Fig. 1. Temperature data collected by a thermistor string installed at Summit Station 2004–08: shown as (a) linearly interpolated values and (b) recorded values for each thermistor progressively buried by accumulation. Dotted lines in (a) indicate the locations of the measured values between which interpolation was performed. The thermistors get deeper with time due to their burial under ∼3 m of snow, which is evident in the red, data-void regions and the downward translation of the temperature data. Both panels show characteristics of surface temperature propagation in an otherwise unbounded medium: the amplitude of the signal attenuates with depth, and the timing of the temperature extremes becomes increasingly delayed as the surface temperatures propagate through the snowpack. The thermistor closest to the surface (initial depth 0.25 m) has the greatest amplitude, whereas the deepest thermistor (initial depth 9.5 m) has the smallest. Temperature minima here are not as smooth as the maxima, due at least in part to high winds and pressure changes typical of polar night. Still, it is evident in both (a) and (b) that temperatures at depth lag behind the surface forcing. The 2004 seasonal maximum, for example, takes 130 days to propagate to 6.5 m. The length of this delay and the amount of amplitude damping are controlled by the thermal diffusivity.

Figure 1

Fig. 2. Time series of (a) monthly-smoothed snow surface temperature data (grey) and the conduction-only model fit (black), with the difference shown in (b).
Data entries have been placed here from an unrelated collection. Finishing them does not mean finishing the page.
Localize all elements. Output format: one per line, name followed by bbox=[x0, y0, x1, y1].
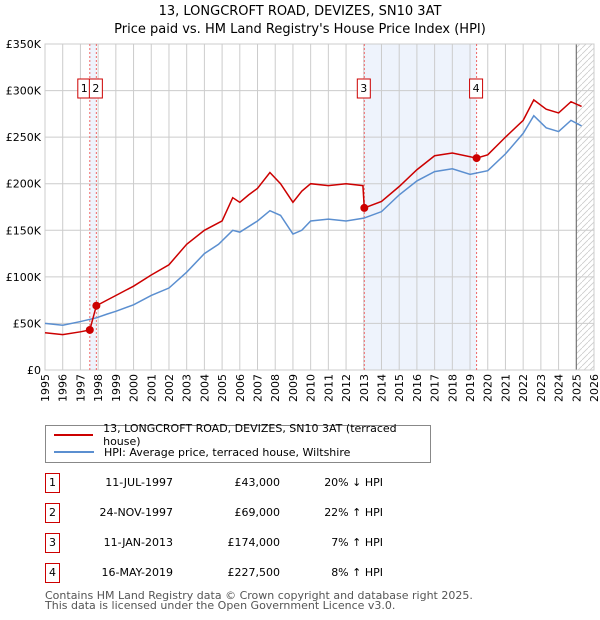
legend-label: 13, LONGCROFT ROAD, DEVIZES, SN10 3AT (t… bbox=[103, 422, 397, 448]
forecast-hatch bbox=[576, 44, 594, 370]
sale-marker-label: 1 bbox=[45, 473, 60, 493]
y-tick-label: £100K bbox=[6, 271, 42, 284]
sale-row: 2 24-NOV-1997 £69,000 22% ↑ HPI bbox=[45, 503, 445, 523]
x-tick-label: 2017 bbox=[429, 374, 442, 402]
x-tick-label: 2019 bbox=[464, 374, 477, 402]
sale-point bbox=[92, 301, 101, 310]
x-tick-label: 2004 bbox=[198, 374, 211, 402]
x-tick-label: 2013 bbox=[358, 374, 371, 402]
x-tick-label: 2014 bbox=[375, 374, 388, 402]
footer-line-1: Contains HM Land Registry data © Crown c… bbox=[45, 589, 473, 602]
sale-marker-label: 2 bbox=[45, 503, 60, 523]
x-tick-label: 2011 bbox=[322, 374, 335, 402]
legend: 13, LONGCROFT ROAD, DEVIZES, SN10 3AT (t… bbox=[45, 422, 431, 463]
y-tick-label: £150K bbox=[6, 224, 42, 237]
sale-price: £227,500 bbox=[227, 566, 281, 579]
chart-title: 13, LONGCROFT ROAD, DEVIZES, SN10 3AT bbox=[158, 4, 442, 19]
sale-date: 11-JAN-2013 bbox=[103, 536, 173, 549]
sale-date: 16-MAY-2019 bbox=[101, 566, 173, 579]
sale-price: £43,000 bbox=[234, 476, 281, 489]
sale-marker-label: 4 bbox=[473, 82, 480, 95]
x-tick-label: 2000 bbox=[128, 374, 141, 402]
x-tick-label: 2015 bbox=[393, 374, 406, 402]
x-tick-label: 2007 bbox=[252, 374, 265, 402]
price-chart: 1995 1996 1997 1998 1999 2000 2001 2002 2003 2004… bbox=[6, 38, 600, 402]
sale-hpi-diff: 8% ↑ HPI bbox=[331, 566, 383, 579]
x-tick-label: 2016 bbox=[411, 374, 424, 402]
x-tick-label: 2010 bbox=[305, 374, 318, 402]
sale-marker-label: 4 bbox=[45, 563, 60, 583]
sale-point bbox=[85, 325, 94, 334]
x-tick-label: 2002 bbox=[163, 374, 176, 402]
chart-subtitle: Price paid vs. HM Land Registry's House … bbox=[114, 22, 486, 37]
y-tick-label: £200K bbox=[6, 178, 42, 191]
x-tick-label: 2022 bbox=[517, 374, 530, 402]
y-tick-label: £300K bbox=[6, 85, 42, 98]
x-tick-label: 2020 bbox=[482, 374, 495, 402]
plot-border bbox=[44, 43, 595, 371]
x-tick-label: 2021 bbox=[499, 374, 512, 402]
y-tick-label: £0 bbox=[27, 364, 41, 377]
sale-marker: 3 bbox=[356, 78, 371, 99]
x-tick-label: 2026 bbox=[588, 374, 600, 402]
x-tick-label: 1998 bbox=[92, 374, 105, 402]
sale-hpi-diff: 7% ↑ HPI bbox=[331, 536, 383, 549]
sale-price: £69,000 bbox=[234, 506, 281, 519]
y-tick-label: £350K bbox=[6, 38, 42, 51]
hpi-line bbox=[44, 114, 582, 327]
sale-marker-label: 2 bbox=[92, 82, 99, 95]
legend-swatch-blue bbox=[54, 451, 94, 453]
sale-price: £174,000 bbox=[227, 536, 281, 549]
x-tick-label: 2003 bbox=[181, 374, 194, 402]
shaded-range bbox=[89, 44, 97, 370]
x-tick-label: 2008 bbox=[269, 374, 282, 402]
x-tick-label: 1996 bbox=[57, 374, 70, 402]
sale-row: 1 11-JUL-1997 £43,000 20% ↓ HPI bbox=[45, 473, 445, 493]
sale-point bbox=[360, 203, 369, 212]
x-tick-label: 2009 bbox=[287, 374, 300, 402]
sale-marker: 2 bbox=[88, 78, 103, 99]
sale-marker-box bbox=[356, 78, 371, 99]
sale-marker: 4 bbox=[469, 78, 484, 99]
x-tick-label: 1999 bbox=[110, 374, 123, 402]
sale-marker-label: 3 bbox=[45, 533, 60, 553]
y-tick-label: £50K bbox=[13, 317, 42, 330]
legend-swatch-red bbox=[54, 434, 94, 436]
x-tick-label: 2024 bbox=[553, 374, 566, 402]
sale-date: 11-JUL-1997 bbox=[105, 476, 173, 489]
shaded-range bbox=[364, 44, 477, 370]
price-paid-line bbox=[44, 98, 582, 336]
x-tick-label: 2005 bbox=[216, 374, 229, 402]
x-tick-label: 2001 bbox=[145, 374, 158, 402]
sale-marker-label: 3 bbox=[360, 82, 367, 95]
sale-hpi-diff: 22% ↑ HPI bbox=[324, 506, 383, 519]
x-tick-label: 1995 bbox=[39, 374, 52, 402]
x-tick-label: 2012 bbox=[340, 374, 353, 402]
sale-marker-box bbox=[88, 78, 103, 99]
sale-hpi-diff: 20% ↓ HPI bbox=[324, 476, 383, 489]
sale-marker: 1 bbox=[77, 78, 92, 99]
x-tick-label: 2006 bbox=[234, 374, 247, 402]
sale-row: 4 16-MAY-2019 £227,500 8% ↑ HPI bbox=[45, 563, 445, 583]
x-tick-label: 2023 bbox=[535, 374, 548, 402]
legend-item-property: 13, LONGCROFT ROAD, DEVIZES, SN10 3AT (t… bbox=[54, 422, 430, 448]
legend-item-hpi: HPI: Average price, terraced house, Wilt… bbox=[54, 444, 350, 460]
x-tick-label: 2025 bbox=[570, 374, 583, 402]
legend-label: HPI: Average price, terraced house, Wilt… bbox=[104, 445, 351, 459]
x-tick-label: 1997 bbox=[74, 374, 87, 402]
footer-line-2: This data is licensed under the Open Gov… bbox=[45, 599, 396, 612]
x-tick-label: 2018 bbox=[446, 374, 459, 402]
sale-row: 3 11-JAN-2013 £174,000 7% ↑ HPI bbox=[45, 533, 445, 553]
sale-point bbox=[472, 154, 481, 163]
y-tick-label: £250K bbox=[6, 131, 42, 144]
sale-date: 24-NOV-1997 bbox=[99, 506, 173, 519]
sale-marker-label: 1 bbox=[81, 82, 88, 95]
sale-marker-box bbox=[469, 78, 484, 99]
Remaining plots show measurements of: (c) the difference between upper air temperature and lower air temperature, where a positive difference indicates a vertical temperature inversion; (d) wind speed; (e) the product of squared wind speed and vertical temperature inversion; and (f) the time derivative of barometric pressure. Air temperature and pressure data come from the Greenland Climate Network (Steffen and Box, 2001); all measurements were recorded hourly. Wind accounts for more of the temperature excursions from the conductiononly model than temperature or pressure alone can.

Figure 2

Fig. 3. Annual temperature maxima (triangles) identified by third-order Fourier series fits (dark curves) to data (light curves).

Figure 3

Fig. 4. Results of comparing measured temperature shifts with those modeled through an implicit finite-difference scheme. (a) J associated with different values of constant diffusivity. There are small variations in the deviation of each thermistor’s lag relative to data, the standard deviations of which provide the error bars for each. The horizontal red line indicates the statistically indistinguishable range of diffusivity values (at significance level = 0.05). (b–d) Temperature profiles simulated with the indicated diffusivity values; values in (b) and (d) give lag mismatches with errors exceeding the minimum J = 1.8 × 10−2 years (6 days) by 9.4 × 10−2 years (34 days). Note that amplitude and temperature lag time vary between the panels: a higher diffusivity allows deeper surface temperature penetration and a shorter lag time, whereas a lower-diffusivity system displays shallow over-damping of temperatures.

Figure 4

Table 1. Summary of model perturbation experiments. All dt and dz ratios meet the accuracy condition for Crank–Nicolson. Sensitivity analyses show that the solution is not affected by temporal or spatial discretization, that neither the selected top boundary condition nor the domain size impacts the numerical solution and that scatter and spuriously high diffusivities can be reduced with the second thermistor placed closer to the first. Note that for all model runs, running a t-test for a possible depth trend in diffusivity always gives p > 0.05

Figure 5

Fig. 5. (a, b) A comparison of (a) temperature data and (b) temperatures simulated by the numerical model with κ = 25 m2 a−1. (c) The difference in temperature, with general agreement but a clear difference in the near-surface where convection alters the temperature profile, particularly in winter.